The proceeds from the DRC Foundation goes to programs that will benefit underprivileged children from low socioeconomic families to help them overcome challenges and achieve their dreams as Rodgers-Cromartie did.

The 26-year-old has never forgotten the community that paved the way for him.

The 6-foot-3 Rodgers-Cromartie was blessed with good size and incredible speed and had a set of parents who instilled confidence. His father was a standout basketball player at Southeast and never allowed his son's struggles to stop him. His mother Melissa Rodgers has been a rock. This weekend they will say thanks to their community.

Stan's older brother, Charlie, was a youth football legend for the Sarasota Ringling Redskins when he was killed in a motorcycle accident in 1973, prior to his sophomore year at Sarasota High.

"Dominique reminds me of Charlie in so many ways. They were the same size, had the same type of frame and all that speed. It's like a re-creation," Stan Cromartie said. "It's part of the reason the DRC Foundation means so much to me and my family. This is where I grew up and it's all about giving back to your community."

Stan was a basketball legend himself at Southeast and then at Manatee Community College and Weber International. Now assistant athletic director at Edward Waters College, he ran a free basketball camp in Manatee County for 20 years. He turned it over to the DRC Foundation five years ago when Dominique was drafted.

"I am excited to bring my Celebrity Charity Weekend back to my hometown, and I am grateful that so many of my friends across the league are coming to help me raise money for the programs the foundation provides," Rodgers-Cromartie said.

Rodgers-Cromartie has gathered an impressive list of NFL figures who have agreed to participant in his Celebrity Basketball game that will tip off at 6:30 p.m. Saturday at Palmetto High. A players autograph session open to the public will be held prior to the game beginning at 5 p.m. at the school.

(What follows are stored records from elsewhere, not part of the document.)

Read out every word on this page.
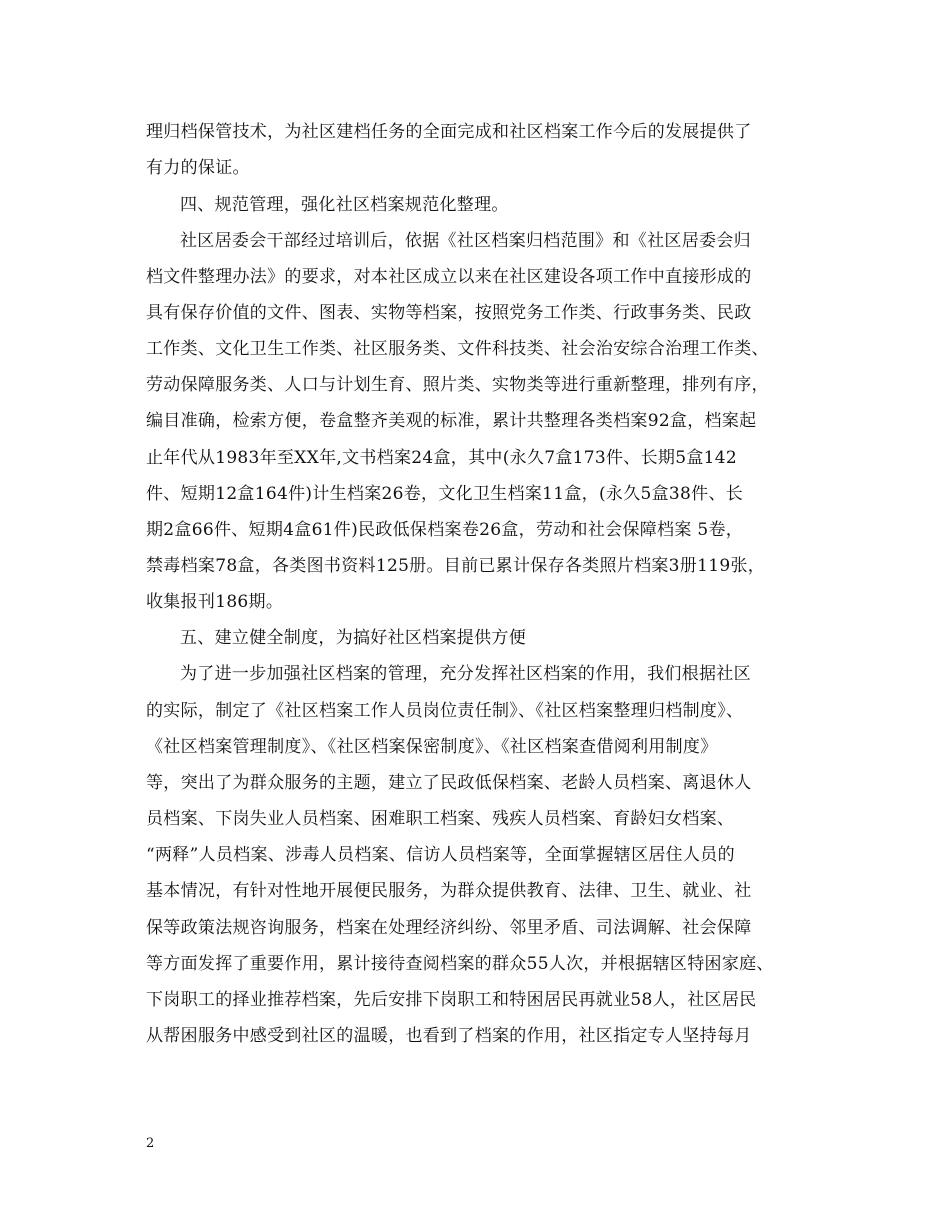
理归档保管技术，为社区建档任务的全面完成和社区档案工作今后的发展提供了
有力的保证。
四、规范管理，强化社区档案规范化整理。
社区居委会干部经过培训后，依据《社区档案归档范围》和《社区居委会归
档文件整理办法》的要求，对本社区成立以来在社区建设各项工作中直接形成的
具有保存价值的文件、图表、实物等档案，按照党务工作类、行政事务类、民政
工作类、文化卫生工作类、社区服务类、文件科技类、社会治安综合治理工作类、
劳动保障服务类、人口与计划生育、照片类、实物类等进行重新整理，排列有序，
编目准确，检索方便，卷盒整齐美观的标准，累计共整理各类档案92盒，档案起
止年代从1983年至XX年,文书档案24盒，其中(永久7盒173件、长期5盒142
件、短期12盒164件)计生档案26卷，文化卫生档案11盒，(永久5盒38件、长
期2盒66件、短期4盒61件)民政低保档案卷26盒，劳动和社会保障档案 5卷，
禁毒档案78盒，各类图书资料125册。目前已累计保存各类照片档案3册119张，
收集报刊186期。
五、建立健全制度，为搞好社区档案提供方便
为了进一步加强社区档案的管理，充分发挥社区档案的作用，我们根据社区
的实际，制定了《社区档案工作人员岗位责任制》、《社区档案整理归档制度》、
《社区档案管理制度》、《社区档案保密制度》、《社区档案查借阅利用制度》
等，突出了为群众服务的主题，建立了民政低保档案、老龄人员档案、离退休人
员档案、下岗失业人员档案、困难职工档案、残疾人员档案、育龄妇女档案、
“两释”人员档案、涉毒人员档案、信访人员档案等，全面掌握辖区居住人员的
基本情况，有针对性地开展便民服务，为群众提供教育、法律、卫生、就业、社
保等政策法规咨询服务，档案在处理经济纠纷、邻里矛盾、司法调解、社会保障
等方面发挥了重要作用，累计接待查阅档案的群众55人次，并根据辖区特困家庭、
下岗职工的择业推荐档案，先后安排下岗职工和特困居民再就业58人，社区居民
从帮困服务中感受到社区的温暖，也看到了档案的作用，社区指定专人坚持每月
2
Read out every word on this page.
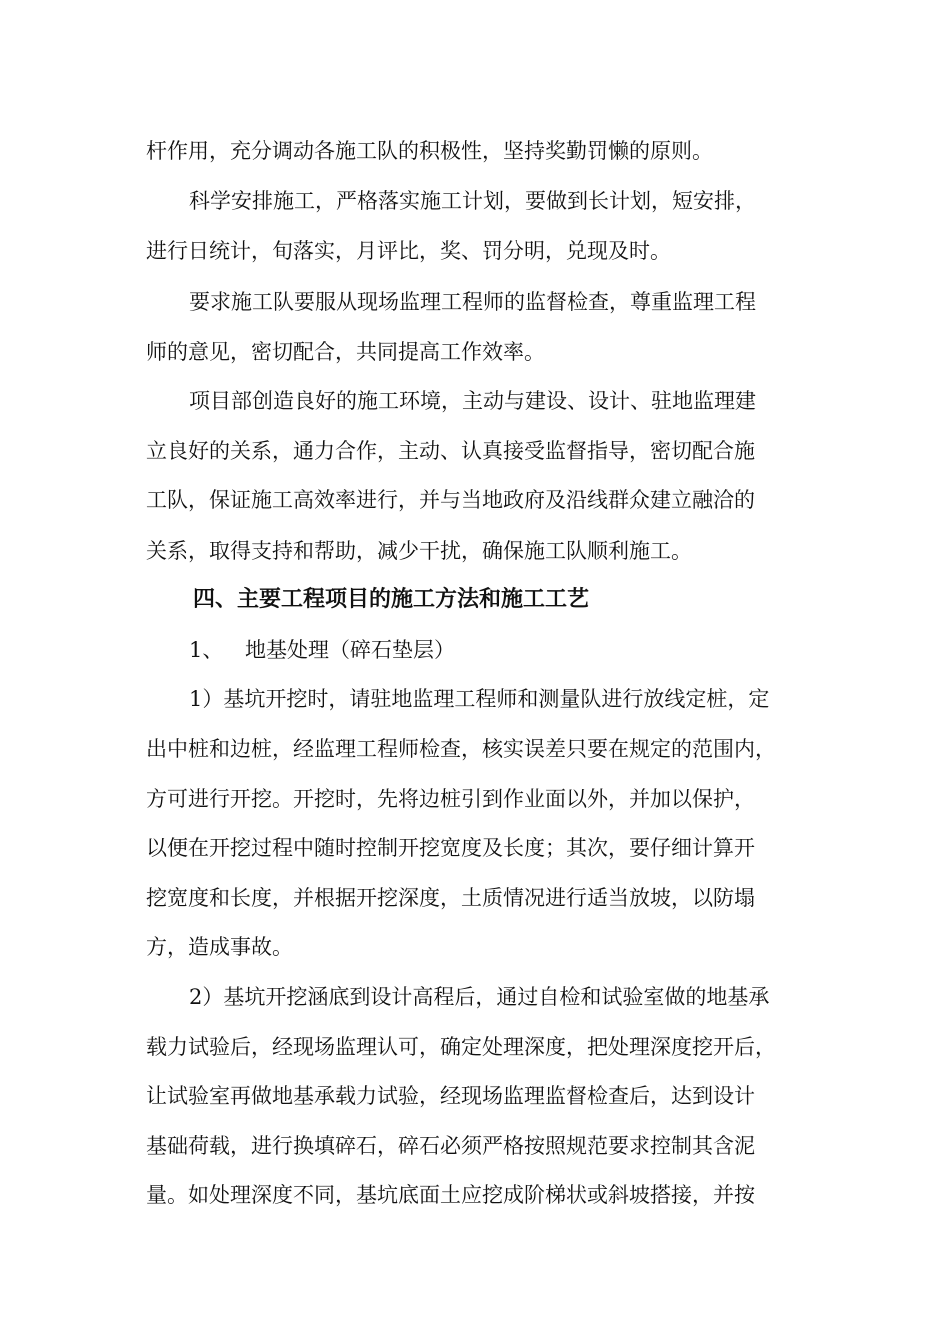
杆作用，充分调动各施工队的积极性，坚持奖勤罚懒的原则。
科学安排施工，严格落实施工计划，要做到长计划，短安排，
进行日统计，旬落实，月评比，奖、罚分明，兑现及时。
要求施工队要服从现场监理工程师的监督检查，尊重监理工程
师的意见，密切配合，共同提高工作效率。
项目部创造良好的施工环境，主动与建设、设计、驻地监理建
立良好的关系，通力合作，主动、认真接受监督指导，密切配合施
工队，保证施工高效率进行，并与当地政府及沿线群众建立融洽的
关系，取得支持和帮助，减少干扰，确保施工队顺利施工。
四、主要工程项目的施工方法和施工工艺
1、 地基处理（碎石垫层）
1）基坑开挖时，请驻地监理工程师和测量队进行放线定桩，定
出中桩和边桩，经监理工程师检查，核实误差只要在规定的范围内，
方可进行开挖。开挖时，先将边桩引到作业面以外，并加以保护，
以便在开挖过程中随时控制开挖宽度及长度；其次，要仔细计算开
挖宽度和长度，并根据开挖深度，土质情况进行适当放坡，以防塌
方，造成事故。
2）基坑开挖涵底到设计高程后，通过自检和试验室做的地基承
载力试验后，经现场监理认可，确定处理深度，把处理深度挖开后，
让试验室再做地基承载力试验，经现场监理监督检查后，达到设计
基础荷载，进行换填碎石，碎石必须严格按照规范要求控制其含泥
量。如处理深度不同，基坑底面土应挖成阶梯状或斜坡搭接，并按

NFL players who have committed to play in the game include Anquan Boldin, a key member of last season's Super Bowl champion Baltimore Ravens; Green Bay defensive back Sam Shields, who played for Booker High; Tampa Bay Bucs safety Mark Barron; Michael Vick and DeSean Jackson from the Philadelphia Eagles; Antrel Rolle; Jared Cook; Michael Adams; and Greg Toler. Mike Jenkins, who played the past five seasons with the Dallas Cowboys and starred at Southeast High and the University of South Florida, is expected to attend, but will not play because of his free-agent status.

There is hope that former local NFL players Warrick from Southeast/FSU and Fabian Washington from Bayshore/Nebraska will participate.

Since entering the NFL five years ago, Rodgers-Cromartie has built quite a reputation for his attire. The public will get to see what the excitement is about at his fashion show.

Festivities begin Friday with DRC's Walking with a Purpose Celebrity Fashion Show at the Renaissance on 9th at 1816 Ninth Street West starting with a Red Carpet at 6 p.m. and the show at 7 p.m.

"I like to wear loud colors. Pink and blue are my favorite, and I will have something special for everyone who comes to the fashion show to see," Rodgers-Cromartie said.

Tickets for the Fashion Show are $20 in advance and $25 at the door. The basketball game will cost $15 in advance and $20 at the door.

Tickets can be purchased at the Palmetto High School Box Office, Kutz & Kurls in Palmetto, DESOTO Boys & Girls Clubs in Bradenton, Boyz 2 Men Barber Shop in Tampa, R.sole at University Mall in Tampa and are available online at www.DRCFoundation.org.